There’s no road map for how to navigate the complexities of supporting someone you love who has received a cancer diagnosis.
Couric says that when she and her family were dealing with her husband’s illness, it was in the “very nascent stage of the internet, and I also think that was a time when people just weren’t, in general, open about sharing their personal lives and what was going on in their families.”
She notes that we live in a different age today, a time when the stigma around cancer is somewhat diminished, and social media has given people a platform where they can seek advice and look for support.
Chapman adds there are many in-person as well as online caregiver support groups nationwide.
Chapman says one thing that doesn’t always get discussed is that caregivers should find ways to “connect with and enjoy the person for whom they are providing care,” as it can restore a sense of normalcy to not just day-to-day life, but also the relationship between caregiver and loved one.

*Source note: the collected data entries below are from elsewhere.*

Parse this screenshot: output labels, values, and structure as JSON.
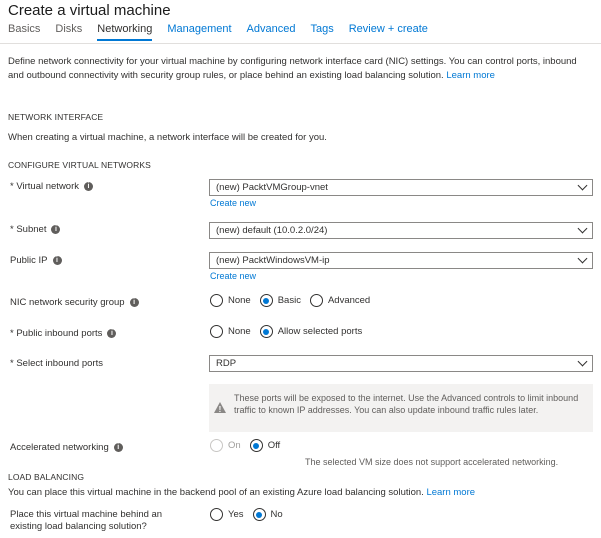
{
  "page": {
    "title": "Create a virtual machine"
  },
  "tabs": [
    {
      "label": "Basics"
    },
    {
      "label": "Disks"
    },
    {
      "label": "Networking"
    },
    {
      "label": "Management"
    },
    {
      "label": "Advanced"
    },
    {
      "label": "Tags"
    },
    {
      "label": "Review + create"
    }
  ],
  "description": {
    "text": "Define network connectivity for your virtual machine by configuring network interface card (NIC) settings. You can control ports, inbound and outbound connectivity with security group rules, or place behind an existing load balancing solution.",
    "link": "Learn more"
  },
  "network_interface": {
    "heading": "NETWORK INTERFACE",
    "text": "When creating a virtual machine, a network interface will be created for you."
  },
  "vnet_section": {
    "heading": "CONFIGURE VIRTUAL NETWORKS"
  },
  "fields": {
    "virtual_network": {
      "label": "Virtual network",
      "value": "(new) PacktVMGroup-vnet",
      "create_new": "Create new"
    },
    "subnet": {
      "label": "Subnet",
      "value": "(new) default (10.0.2.0/24)"
    },
    "public_ip": {
      "label": "Public IP",
      "value": "(new) PacktWindowsVM-ip",
      "create_new": "Create new"
    },
    "nic_nsg": {
      "label": "NIC network security group",
      "options": [
        "None",
        "Basic",
        "Advanced"
      ],
      "selected": "Basic"
    },
    "public_inbound_ports": {
      "label": "Public inbound ports",
      "options": [
        "None",
        "Allow selected ports"
      ],
      "selected": "Allow selected ports"
    },
    "select_inbound_ports": {
      "label": "Select inbound ports",
      "value": "RDP"
    },
    "warning": "These ports will be exposed to the internet. Use the Advanced controls to limit inbound traffic to known IP addresses. You can also update inbound traffic rules later.",
    "accelerated_networking": {
      "label": "Accelerated networking",
      "options": [
        "On",
        "Off"
      ],
      "selected": "Off",
      "note": "The selected VM size does not support accelerated networking."
    }
  },
  "load_balancing": {
    "heading": "LOAD BALANCING",
    "text": "You can place this virtual machine in the backend pool of an existing Azure load balancing solution.",
    "link": "Learn more",
    "question_line1": "Place this virtual machine behind an",
    "question_line2": "existing load balancing solution?",
    "options": [
      "Yes",
      "No"
    ],
    "selected": "No"
  },
  "colors": {
    "accent": "#0078d4",
    "text": "#323130",
    "muted": "#605e5c",
    "border": "#8a8886"
  }
}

Couric says that sense of interpersonal connection is part of the appeal of the new campaign she’s participating in. It centers on giving people the tool of storytelling to open up about their own experiences.
When it comes to her own role as a storyteller, Couric says she thinks she’s always been an empathetic person, but that empathy was heightened after going through her experiences with her husband and sister.
“I think that I became more empathetic as a result, and I think when people were going through losses, I think they felt even more comfortable talking to me because they understood how I had been affected by it personally,” Couric explained.
“So, I think it just made me even better at my job in terms of understanding and appreciating and relating to painful situations where people had to deal with any kind of illness and loss,” she added.
Couric says that just the act of opening up and sharing with others can provide a needed catharsis, a sense of community.
“I think the challenge for people is you don’t want your cancer experience to define everything about you,” she said. “I think that’s interesting for everyone to think about. Even if you survived cancer, if you’re a caregiver, I think it can be very defining.”